The statement is false. The trick is to make a function with nonnegative values that keeps making bumps that get smaller and smaller in width, such that the integral of the function converges on $(1,\infty)$, but the function itself does not have a limit for $x\to\infty$.

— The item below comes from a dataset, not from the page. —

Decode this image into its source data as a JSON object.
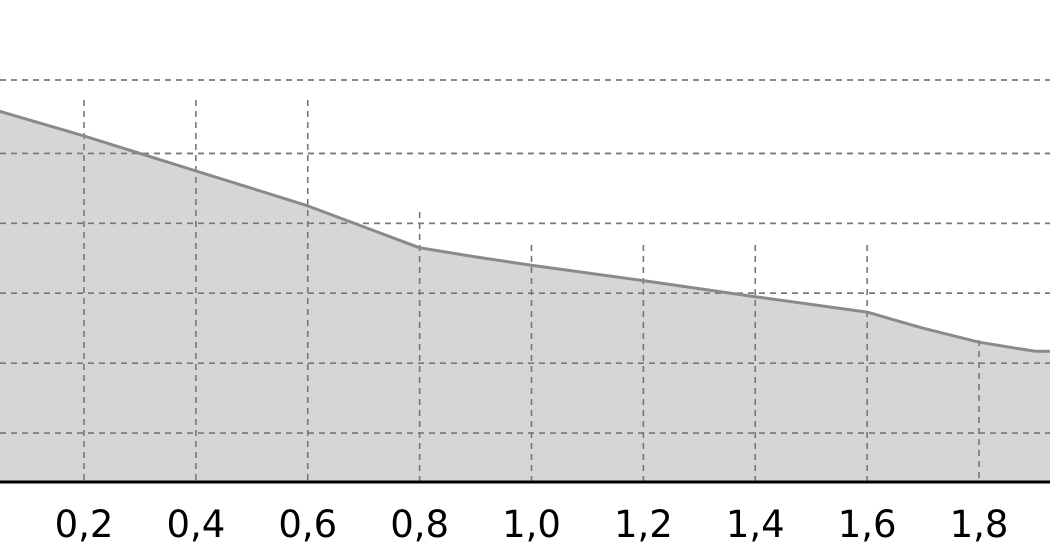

We could for instance construct a function $f$ that is $0$ everywhere but makes a spike towards $1$ at every positive integer $n$, where we choose the width of the spike in such a way that the area under the spike is $\frac{1}{n^2}$. Then the function $g(t):=\int_{1}^{t} f(x)dx$ is monotonically increasing (since $f$ admits only nonnegative values) and will converge as $t\to\infty$ but $g'(t)=f(t)$ will not have a limit.